Practicing Radiology in the Small and Rural Communities
"Do you like four oh?”
After a very gracious welcome from the radiology department staff on my first day, one of the RTs asked me this question. I had no idea what he was asking me in his thick Appalachian accident. I tried to do the standard affirmative nod and slowly walk towards my reading room. As I walked away, it hit me… He was asking if I liked “fluoro.” I spun around and spent the next couple of minutes talking about the day’s fluoroscopy schedule. He could read the difficulty I was having understanding him and said with a laugh, “You don’t speak Appalachian, do ya?” This was my introduction to practicing in a rural environment and will always be a treasured memory for me.
Having grown up in a suburban environment and completing all my education and training in metropolitan areas, I had no attachment to rural communities when I started practice. After nearly a year of working in rural and small communities, I have grown to love practicing in these areas and have found a deep camaraderie amongst my referring physicians, administrators, RTs, and fellow radiologists.
It’s All About the Patients
These rural hospitals fulfil a critical need in these underserved communities. Often the major employer in a community, they also provide medical services locally, allowing for timely and accessible care. Without these hospitals, patients would have to travel long distances, which could have detrimental effects on their health due to delays in care in the acute setting, as well as with chronic conditions. When I have the good fortune to interact with these patients, either through mammography, fluoroscopy, or needle procedures, they always express gratitude to have someone nearby to provide these services.
A Jack of all Trades
By nature, most small community hospitals are staffed by radiologists practicing as generalists. My perception of what it means to be a generalist has greatly changed since I started practice. Plain film, fluoroscopy, US, nuclear medicine, body CT, and head CT; that is about the extent of what I anticipated a general radiologist to do. Beyond that, in training we are often ingrained with the idea that “if you need to know it, you’ll learn it in fellowship.” It can be easy for a radiology resident to choose to not like a part of radiology and not take learning it seriously beyond what they need to know for the boards (for me it was chest and pelvic MR). Outside of large subspecialty private and academic practices, this couldn’t be further from the truth. Though I’m fellowship trained in MSK radiology, my partners and I will read MRIs outside of our subspecialty. Granted, if an individual study pushes one of us beyond our skillset, we have the culture and IT infrastructure to support case-sharing, either with a second look before signing off a report or asking another radiologist to read the exam.
We’re All Generalists
Further, in small and rural community practices, it is not only radiologists practicing as generalists, but also nearly every other specialty in medicine. In fellowship, I learned the minute nuances that are important for highly complex patients being treated by subspecialty surgeons. Most of the patient population we serve have “bread and butter” conditions that we are all trained to handle in our various residencies. Even if I go into excruciating detail on an ankle MRI, as I was trained to do in fellowship, the general orthopedist may only want or need the 30,000-foot view. The same is true for the general surgeon. For patients with more complex conditions being treated in the communities, it may be worthwhile to get a look from a subspecialist radiologist. Aside from those cases, the most complex cases are most of the time referred to tertiary or quaternary care centers, with subspecialty radiologists and treating physicians who are most apt to take care of those patients. Lastly, in these small communities, often the RTs are cross-trained to acquire images with multiple modalities. One RT comes to mind who not only serves as the site PACS coordinator, but also an MRI RT, ultrasound RT, and occasionally, a radiographer.

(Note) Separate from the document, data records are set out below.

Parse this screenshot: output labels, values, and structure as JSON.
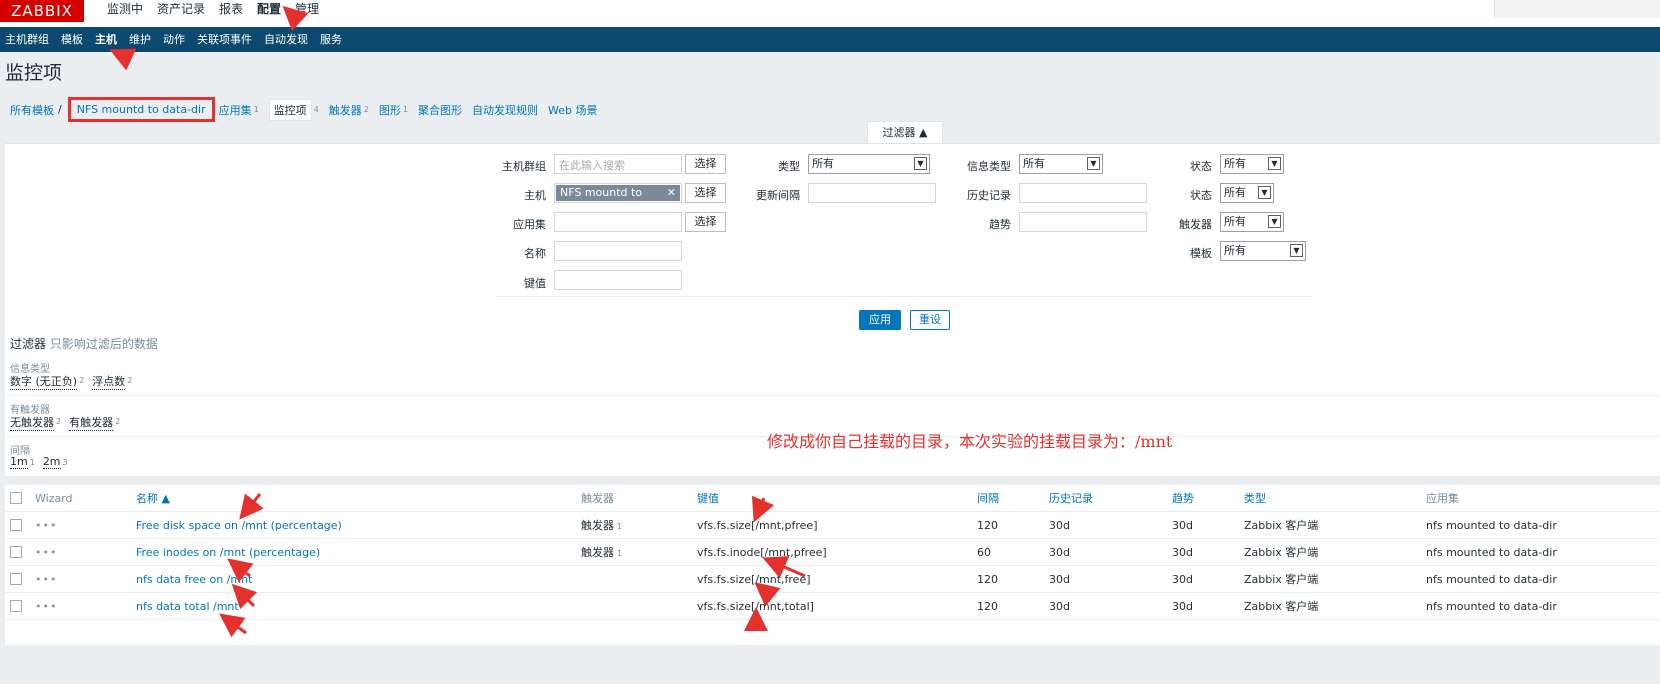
{
  "brand": {
    "logo": "ZABBIX",
    "color": "#d40000"
  },
  "colors": {
    "header_bg": "#0b4a6e",
    "link": "#0275b8",
    "annotation": "#e5302e"
  },
  "topmenu": [
    "监测中",
    "资产记录",
    "报表",
    "配置",
    "管理"
  ],
  "submenu": [
    "主机群组",
    "模板",
    "主机",
    "维护",
    "动作",
    "关联项事件",
    "自动发现",
    "服务"
  ],
  "page_title": "监控项",
  "breadcrumb": {
    "all_templates": "所有模板",
    "separator": "/",
    "template_name": "NFS mountd to data-dir",
    "tabs": [
      {
        "label": "应用集",
        "count": "1"
      },
      {
        "label": "监控项",
        "count": "4"
      },
      {
        "label": "触发器",
        "count": "2"
      },
      {
        "label": "图形",
        "count": "1"
      },
      {
        "label": "聚合图形",
        "count": ""
      },
      {
        "label": "自动发现规则",
        "count": ""
      },
      {
        "label": "Web 场景",
        "count": ""
      }
    ]
  },
  "filter": {
    "tab_label": "过滤器 ▲",
    "host_group_label": "主机群组",
    "host_group_placeholder": "在此输入搜索",
    "select_label": "选择",
    "host_label": "主机",
    "host_chip": "NFS mountd to data...",
    "application_label": "应用集",
    "name_label": "名称",
    "key_label": "键值",
    "type_label": "类型",
    "type_value": "所有",
    "update_interval_label": "更新间隔",
    "info_type_label": "信息类型",
    "info_type_value": "所有",
    "history_label": "历史记录",
    "trends_label": "趋势",
    "state_label": "状态",
    "state_value": "所有",
    "status_label": "状态",
    "status_value": "所有",
    "triggers_label": "触发器",
    "triggers_value": "所有",
    "template_label": "模板",
    "template_value": "所有",
    "apply": "应用",
    "reset": "重设"
  },
  "subfilter": {
    "title": "过滤器",
    "subtitle": "只影响过滤后的数据",
    "groups": [
      {
        "label": "信息类型",
        "values": [
          {
            "name": "数字 (无正负)",
            "count": "2"
          },
          {
            "name": "浮点数",
            "count": "2"
          }
        ]
      },
      {
        "label": "有触发器",
        "values": [
          {
            "name": "无触发器",
            "count": "2"
          },
          {
            "name": "有触发器",
            "count": "2"
          }
        ]
      },
      {
        "label": "间隔",
        "values": [
          {
            "name": "1m",
            "count": "1"
          },
          {
            "name": "2m",
            "count": "3"
          }
        ]
      }
    ]
  },
  "annotation": "修改成你自己挂载的目录，本次实验的挂载目录为：/mnt",
  "table": {
    "headers": {
      "wizard": "Wizard",
      "name": "名称 ▲",
      "triggers": "触发器",
      "key": "键值",
      "interval": "间隔",
      "history": "历史记录",
      "trends": "趋势",
      "type": "类型",
      "applications": "应用集"
    },
    "rows": [
      {
        "dots": "•••",
        "name": "Free disk space on /mnt (percentage)",
        "triggers": "触发器",
        "trigger_count": "1",
        "key": "vfs.fs.size[/mnt,pfree]",
        "interval": "120",
        "history": "30d",
        "trends": "30d",
        "type": "Zabbix 客户端",
        "app": "nfs mounted to data-dir"
      },
      {
        "dots": "•••",
        "name": "Free inodes on /mnt (percentage)",
        "triggers": "触发器",
        "trigger_count": "1",
        "key": "vfs.fs.inode[/mnt,pfree]",
        "interval": "60",
        "history": "30d",
        "trends": "30d",
        "type": "Zabbix 客户端",
        "app": "nfs mounted to data-dir"
      },
      {
        "dots": "•••",
        "name": "nfs data free on /mnt",
        "triggers": "",
        "trigger_count": "",
        "key": "vfs.fs.size[/mnt,free]",
        "interval": "120",
        "history": "30d",
        "trends": "30d",
        "type": "Zabbix 客户端",
        "app": "nfs mounted to data-dir"
      },
      {
        "dots": "•••",
        "name": "nfs data total /mnt",
        "triggers": "",
        "trigger_count": "",
        "key": "vfs.fs.size[/mnt,total]",
        "interval": "120",
        "history": "30d",
        "trends": "30d",
        "type": "Zabbix 客户端",
        "app": "nfs mounted to data-dir"
      }
    ]
  }
}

General and rural practice is often overlooked or looked down upon, but I find it an extremely rewarding career choice. General radiology can be challenging as you’re obligated to keep up with nearly the full breadth of radiology. Luckily, we have great resources such as the ACR Education Center to provide refresher courses to keep up-to-date. General radiology obligates radiologists to be introspective and truly try to understand the full scope of their skillset, filling in the gaps where needed, as well as also having the humility to ask others for help. I encourage everyone in every practice setting to keep up as many skills as much as their practices will allow. At the end of the day, regardless of subspecialty, we are all diagnostic radiologists — a fact strikingly evident today in the era of COVID-19.